Meine persönliche Rangliste: Teil 1, 3 (Val Kilmers schmaler Frauen-Mund taugt einfach für die Batman-Maske, dann vielleicht lieber noch Julia Roberts), 2 (was soll das sein? der Misslungene versuch eines Sozialdramas? armer Danny DeVito!) und 4 (Arnie, mir schaudert, Du hattest in Deinem Leben bessere Auftritte, ebenso die wunderbare Uma Thurman; Alicia Silverstone entschädigt wenigstens die Augen).

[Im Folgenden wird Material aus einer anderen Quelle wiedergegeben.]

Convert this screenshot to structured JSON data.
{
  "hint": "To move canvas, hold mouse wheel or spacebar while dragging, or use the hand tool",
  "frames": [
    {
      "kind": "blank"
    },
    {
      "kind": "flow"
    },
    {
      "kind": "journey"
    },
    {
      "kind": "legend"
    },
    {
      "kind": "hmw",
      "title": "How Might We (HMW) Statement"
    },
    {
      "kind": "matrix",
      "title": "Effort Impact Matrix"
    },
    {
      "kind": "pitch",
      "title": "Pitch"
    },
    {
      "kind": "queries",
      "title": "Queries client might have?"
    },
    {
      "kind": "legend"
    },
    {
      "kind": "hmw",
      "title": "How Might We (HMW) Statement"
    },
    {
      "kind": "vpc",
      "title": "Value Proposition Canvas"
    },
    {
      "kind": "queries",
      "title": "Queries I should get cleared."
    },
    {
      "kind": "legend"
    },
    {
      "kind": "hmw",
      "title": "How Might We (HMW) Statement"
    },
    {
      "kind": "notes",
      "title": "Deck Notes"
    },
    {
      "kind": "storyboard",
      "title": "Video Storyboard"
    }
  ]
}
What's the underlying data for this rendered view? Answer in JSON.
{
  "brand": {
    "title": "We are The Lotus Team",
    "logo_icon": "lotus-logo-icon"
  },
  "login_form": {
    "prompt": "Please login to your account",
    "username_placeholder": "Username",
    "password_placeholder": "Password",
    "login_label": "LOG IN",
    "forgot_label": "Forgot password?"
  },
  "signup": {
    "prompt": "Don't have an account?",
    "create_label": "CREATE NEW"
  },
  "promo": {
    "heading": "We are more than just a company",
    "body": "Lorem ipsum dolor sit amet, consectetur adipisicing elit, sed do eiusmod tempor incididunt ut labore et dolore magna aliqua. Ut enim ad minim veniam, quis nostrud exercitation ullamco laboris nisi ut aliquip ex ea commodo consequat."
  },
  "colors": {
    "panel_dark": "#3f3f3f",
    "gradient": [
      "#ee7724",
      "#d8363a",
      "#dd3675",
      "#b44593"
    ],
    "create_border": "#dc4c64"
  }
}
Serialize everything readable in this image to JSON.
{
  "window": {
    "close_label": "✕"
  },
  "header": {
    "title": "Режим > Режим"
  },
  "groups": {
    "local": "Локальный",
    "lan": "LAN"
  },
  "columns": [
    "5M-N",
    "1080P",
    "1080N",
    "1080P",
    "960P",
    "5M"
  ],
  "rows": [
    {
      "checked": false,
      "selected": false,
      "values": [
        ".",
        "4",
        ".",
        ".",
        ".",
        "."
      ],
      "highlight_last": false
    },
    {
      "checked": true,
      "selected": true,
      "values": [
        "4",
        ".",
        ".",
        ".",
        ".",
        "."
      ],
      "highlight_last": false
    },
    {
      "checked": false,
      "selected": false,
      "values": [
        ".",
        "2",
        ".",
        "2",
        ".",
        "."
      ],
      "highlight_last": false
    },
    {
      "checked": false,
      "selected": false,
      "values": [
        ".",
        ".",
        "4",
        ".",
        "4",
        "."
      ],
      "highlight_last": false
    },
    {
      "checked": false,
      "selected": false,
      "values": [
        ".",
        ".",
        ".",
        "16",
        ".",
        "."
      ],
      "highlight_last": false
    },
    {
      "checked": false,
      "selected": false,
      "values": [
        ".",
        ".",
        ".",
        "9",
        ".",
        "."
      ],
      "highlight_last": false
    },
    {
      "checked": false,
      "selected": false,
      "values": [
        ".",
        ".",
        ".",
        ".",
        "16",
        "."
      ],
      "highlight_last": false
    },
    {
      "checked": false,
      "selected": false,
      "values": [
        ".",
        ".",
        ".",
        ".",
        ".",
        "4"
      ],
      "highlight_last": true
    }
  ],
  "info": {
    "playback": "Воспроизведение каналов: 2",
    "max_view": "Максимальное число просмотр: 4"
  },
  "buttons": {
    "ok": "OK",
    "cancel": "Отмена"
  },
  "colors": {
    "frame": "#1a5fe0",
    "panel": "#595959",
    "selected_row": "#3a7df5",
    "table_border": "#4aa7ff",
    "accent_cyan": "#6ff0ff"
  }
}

Gab's da noch was? Ah ja: die Dark-Knight-Triologie, eine Schlacht der Tricktechnik und der Computer, und ein völlig überbewerteter Schauspieler. Wem die täglich Brutalität im Leben (Tageszeitung und Nachrichten) nicht reicht, der mag sich an so etwas ergötzen: Schön, wenn's so realistisch ist - hoffentlich erleben's diese Leute nur nicht eines Tages in echt. Was ich mich dabei frage: Warum war Kerl eigentlich solange im Kloster und hat Kampfkunst gelernt, wenn er doch immer seine technischen Gimmicks braucht, um die bösen Jungs zu besiegen???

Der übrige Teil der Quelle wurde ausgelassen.